I had an almost identical instance of bcp failure due to antibiotics. At the time, I was in a committed relationship (we had been dating for several years). I was also a full-time college student with a minimum wage retail job and my daughter was in pre-school. I was barely keeping the rent paid and groceries on the table. On top of that, at the time, I was taking meds for a neurological condition that were known teratogens. Stopping the meds at the time would have rendered me unable to care for the child I already had. I was in no position to take on the task of raising another child, especially one that was virtually guaranteed to have major birth defects. I had an abortion, and to this day, I beleive it was the best decision for all involved, including the fetus I aborted.
Years later, I had similar issues to yours with a gynecologist and my then-husband over just whose body it was. I had been on D-P for years and could feel it wrecking my body. I decided that I was getting off of it, as well as any other hormone-based contraceptive. My then-husband had a cow when I told him he was going to have to go back to wearing a condom because I was no longer going to deliberately maintain a hormone imbalance to prevent ovulation. He thought that what sort of birth control I used should be OUR decision. One little hitch there - it wasn't OUR body being damaged, it was MINE. My ob/gyn tried to talk me into using other hormonal bc methods, so I changed doctors, and kept changing until I found one that respected my wishes regarding my health care.

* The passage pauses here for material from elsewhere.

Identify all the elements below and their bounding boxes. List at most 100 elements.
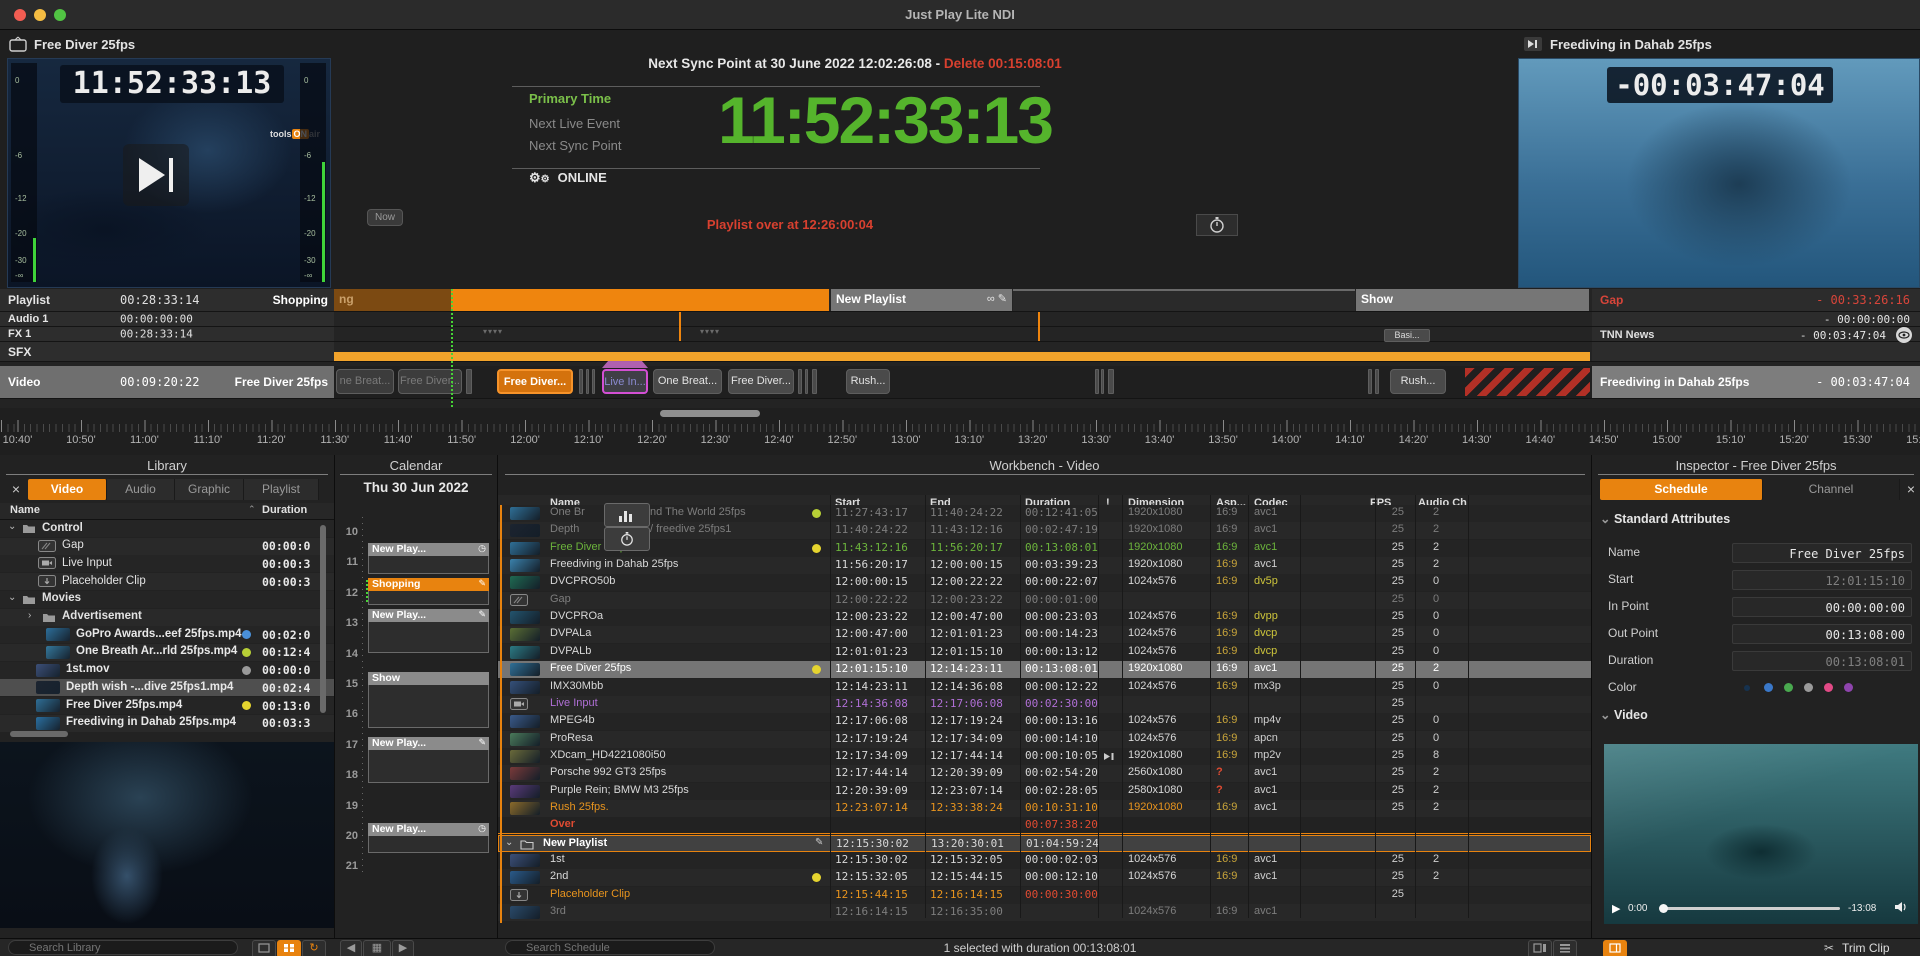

As for having a woman submit a list of every man she slept with who could be the father for paternity testing, I DON'T THINK SO. Talk about invasion of privacy, both hers and his.
Ultimately, it's my body and my decision. The man to whom I am now married understands and respects that and doesn't chime in on my medical decisions unless I ask what he thinks. I give him the same respect. If there's something growing in my uterus that I don't want there, it's not going to stay there.
I have told my daughter that if she gets pregnant before she finishes high school, then, as the person responsible for her medical care, I will insist on an abortion. Neither she nor her boyfriend are mature enough to be parents, and I have no intention of parenting grand-children. Of course, I've also taught her about safge sex practices.
79.
Posted by s.swenson August 16, 2007
MGJS~
Thanks! I just thought without a little of my opinion inserted that the feminist who don't take the time to read ALL of your posts were coming to get ya. Heck Hillary may be at your doorstep next. Tell her my grandma would be more concerned about being able to smoke a Palmall with her highball in a public place...rather than tellin me to vote for someone because we share the same anatomy...............I'm gonna base my decision on ability rather then gender, how'z about you?